On Thursday, McCollom told The Dispatch she has no plans to take the job on a more permanent basis because she does not live in Franklin County and going from deputy coroner to coroner would amount to a decrease in pay.

"As a forensic pathologist, it's a detriment to be a coroner," she said, noting the latter involves much more responsibility for "half the pay."

According to the Ohio Revised Code, coroners in counties with populations of more than 1 million who also have their own private practice will make $96,755 in 2023. Those who do not have their own private practice will earn $155,348.

The leadership change comes as a Las Vegas-based firm is conducting a $115,500 study of the organizational structure, efficiency, effectiveness, transparency, decision-making and accountability of the coroner's office.

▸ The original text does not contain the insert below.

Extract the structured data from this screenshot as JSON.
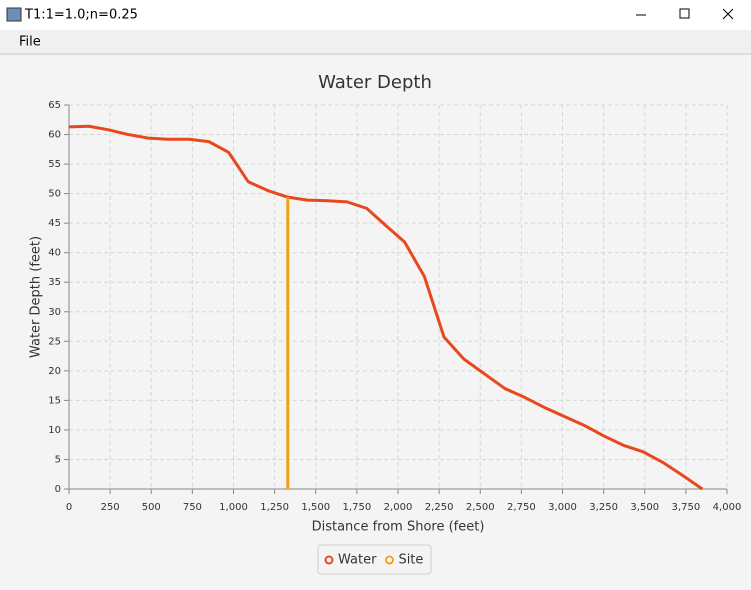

It also will assess whether current resources meet the office's needs and its leaders have the skills needed to meet its goals; interview staff and shadow some of them; and recommend any staffing changes to boost effectiveness.

A recent investigation by The Dispatch showed that during the first 10 months of 2022, the county authorized spending $3.2 million in taxpayers' money to deal with a staffing shortage after four of the county's five forensic pathologists quit in January. Three now work for or operate their own private pathology companies in Dayton, Toledo and North Carolina. The fourth now works for Vermont's chief medical examiner.

"The reason I left is because I felt the coroner's office had become a poor work environment due to poor leadership," Dr. Maneesha Pandey told The Dispatch previously. Pandey now works as chief forensic pathologist for The Forensic Pathologists LLC, a private practice based in suburban Toledo.

The departures forced Franklin County to spend hundreds of thousands of dollars on contracts with Montgomery and Hamilton counties as well as independent pathologists to perform autopsies in order to keep up and to have pathologists available to testify in criminal court cases. Some family and survivors also complained about delays with autopsy reports that took weeks and months longer to be completed.

After the departures, Ortiz's office focused on recruitment efforts, increasing salaries for pathologists by tens of thousands of dollars a year amid a nationwide shortage of pathologists. Now, with a nearly full staff of six full-time pathologists and a pathology assistant, the county is able to handle all of its own autopsies, according to the office.

Before she left herself, Ortiz, through the office's media spokesperson, declined a request from The Dispatch for an interview about her eight-year tenure as the county's official death investigator.

Ortiz tackled rising overdose deaths, gun violence during tenure

Not long after taking office in 2014, Ortiz began noticing an unprecedented rise in overdose deaths and set out to do something about it.

A year later, she gathered various stakeholders, including representatives from city and county health departments, public defenders and prosecutors, the Ohio Board of Pharmacy, law enforcement and treatment facilities, to find gaps in the system and assess ways how deaths could have been prevented.

In 2020, she partnered with Columbus City Attorney Zach Klein and U.S. Attorney David DeVillers to raise awareness about the rise in fentanyl-related overdoses in the county.

Ortiz also was among the first local public officials to suggest a city or county Office of Violence Prevention to tackle the growing gun violence in Franklin County, two years before Columbus Mayor Andrew J. Ginther included it in his 2023 budget proposal.